23/04/2026
L'humain entend entre 20 Hz et 20 000 Hz. C'est l'une des plages auditives les plus étroites du règne animal. Certaines espèces entendent dans des fréquences que nos appareils électroniques ne peuvent même pas reproduire — et d'autres communiquent dans des registres si bas que nous marchons à travers leurs conversations sans le savoir.
Humain — 20 Hz à 20 000 Hz
La plage de référence. Correcte pour le langage parlé, insuffisante pour percevoir la plupart des communications animales qui se déroulent en permanence autour de nous.
Chat — 48 Hz à 85 000 Hz
Quatre fois plus haut que l'humain dans les fréquences aiguës. Un chat entend les ultrasons produits par les rongeurs dans leurs tunnels souterrains — la chasse commence avant que la proie ne soit visible.
Chien — 40 Hz à 65 000 Hz
Le sifflet dit "ultrasonique" pour chiens émet entre 23 000 et 54 000 Hz — inaudible pour un humain dans la même pièce, parfaitement clair pour un chien à 400 mètres.
Dauphin — 200 Hz à 150 000 Hz
L'écholocation fonctionne jusqu'à 150 kHz. Le dauphin perçoit un poisson de 5 cm à 70 mètres dans une eau trouble où la visibilité humaine est nulle.
Éléphant — 14 Hz à 12 000 Hz
En dessous du seuil humain. Les éléphants communiquent en infrasons entre 14 et 35 Hz — des appels qui traversent la savane sur 10 kilomètres à travers la végétation dense, les collines et le bruit du vent.

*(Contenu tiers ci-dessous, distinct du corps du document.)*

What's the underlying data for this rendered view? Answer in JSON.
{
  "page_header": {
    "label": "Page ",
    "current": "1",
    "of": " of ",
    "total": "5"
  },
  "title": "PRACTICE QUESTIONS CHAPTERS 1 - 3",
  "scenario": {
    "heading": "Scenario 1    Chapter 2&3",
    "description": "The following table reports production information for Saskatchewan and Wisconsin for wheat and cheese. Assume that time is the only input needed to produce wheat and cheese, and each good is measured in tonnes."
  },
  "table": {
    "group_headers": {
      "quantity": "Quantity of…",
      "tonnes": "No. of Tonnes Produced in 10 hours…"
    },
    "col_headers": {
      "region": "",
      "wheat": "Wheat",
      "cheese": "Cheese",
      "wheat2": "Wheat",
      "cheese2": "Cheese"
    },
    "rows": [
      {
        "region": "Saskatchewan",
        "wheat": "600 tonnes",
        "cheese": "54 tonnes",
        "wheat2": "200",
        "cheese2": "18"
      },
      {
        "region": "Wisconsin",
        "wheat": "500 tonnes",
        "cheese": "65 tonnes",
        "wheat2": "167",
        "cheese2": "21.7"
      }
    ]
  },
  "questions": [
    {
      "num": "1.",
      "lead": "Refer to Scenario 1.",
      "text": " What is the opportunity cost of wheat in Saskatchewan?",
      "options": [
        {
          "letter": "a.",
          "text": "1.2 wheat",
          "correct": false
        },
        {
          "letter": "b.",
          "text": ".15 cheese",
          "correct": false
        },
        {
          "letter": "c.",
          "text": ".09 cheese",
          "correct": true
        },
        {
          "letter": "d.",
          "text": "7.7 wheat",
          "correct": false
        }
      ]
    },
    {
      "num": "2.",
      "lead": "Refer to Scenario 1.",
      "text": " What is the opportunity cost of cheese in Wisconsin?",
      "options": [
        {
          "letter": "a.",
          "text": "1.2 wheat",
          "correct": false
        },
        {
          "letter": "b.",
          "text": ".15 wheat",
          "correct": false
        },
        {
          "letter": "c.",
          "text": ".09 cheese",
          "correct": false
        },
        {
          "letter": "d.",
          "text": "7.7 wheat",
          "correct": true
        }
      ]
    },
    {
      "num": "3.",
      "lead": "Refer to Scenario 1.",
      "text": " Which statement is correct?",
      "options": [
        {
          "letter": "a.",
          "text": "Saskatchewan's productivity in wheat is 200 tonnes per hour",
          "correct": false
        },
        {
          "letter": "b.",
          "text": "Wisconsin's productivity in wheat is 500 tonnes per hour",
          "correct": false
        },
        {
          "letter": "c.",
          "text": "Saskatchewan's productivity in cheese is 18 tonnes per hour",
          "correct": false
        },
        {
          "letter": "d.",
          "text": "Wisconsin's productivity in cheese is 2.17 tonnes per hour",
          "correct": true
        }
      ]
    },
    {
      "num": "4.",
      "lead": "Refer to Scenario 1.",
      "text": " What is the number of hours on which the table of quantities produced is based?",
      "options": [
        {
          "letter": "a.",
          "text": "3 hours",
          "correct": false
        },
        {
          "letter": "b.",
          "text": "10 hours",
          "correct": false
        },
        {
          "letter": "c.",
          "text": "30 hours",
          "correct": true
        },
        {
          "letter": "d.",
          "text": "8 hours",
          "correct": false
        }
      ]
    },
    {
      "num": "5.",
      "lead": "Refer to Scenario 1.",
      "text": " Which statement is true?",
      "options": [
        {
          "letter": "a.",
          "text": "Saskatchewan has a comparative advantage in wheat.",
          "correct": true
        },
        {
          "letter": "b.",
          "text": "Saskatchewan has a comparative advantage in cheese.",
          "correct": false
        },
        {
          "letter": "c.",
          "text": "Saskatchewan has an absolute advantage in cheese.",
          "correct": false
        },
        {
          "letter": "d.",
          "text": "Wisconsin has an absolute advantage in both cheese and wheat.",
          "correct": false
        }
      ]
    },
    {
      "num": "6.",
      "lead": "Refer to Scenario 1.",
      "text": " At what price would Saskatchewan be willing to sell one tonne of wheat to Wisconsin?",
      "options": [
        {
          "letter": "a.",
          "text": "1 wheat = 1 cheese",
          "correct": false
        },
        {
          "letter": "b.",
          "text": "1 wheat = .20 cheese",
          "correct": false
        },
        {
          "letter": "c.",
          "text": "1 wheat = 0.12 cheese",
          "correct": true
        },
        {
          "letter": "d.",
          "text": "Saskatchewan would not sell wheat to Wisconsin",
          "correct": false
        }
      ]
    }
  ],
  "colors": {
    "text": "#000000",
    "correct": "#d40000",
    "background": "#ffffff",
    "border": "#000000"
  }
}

Chauve-souris — 1 000 Hz à 200 000 Hz
L'écholocation dépasse 200 kHz dans certaines espèces. La pipistrelle commune, présente dans les jardins français, détecte un insecte de 2 mm en vol dans l'obscurité totale à 5 mètres de distance.
Papillon de nuit — jusqu'à 300 000 Hz
Le plus haute fréquence détectable par un animal documenté. Les noctuelles entendent l'écholocation des chauves-souris avant d'être repérées — et amorcent leur manœuvre d'évitement en vol avant que le prédateur soit à portée.
Chouette effraie — directionnalité asymétrique
Pas de record de fréquence — un record de précision spatiale. Ses deux oreilles sont placées à des hauteurs différentes sur le crâne. Cette asymétrie lui permet de localiser un mulot sous 30 cm de neige uniquement par le son de ses déplacements, à 20 mètres de distance, dans l'obscurité complète.
L'environnement influence fortement la propagation des sons — humidité, végétation et température modifient ce que chaque espèce capte réellement dans son milieu naturel.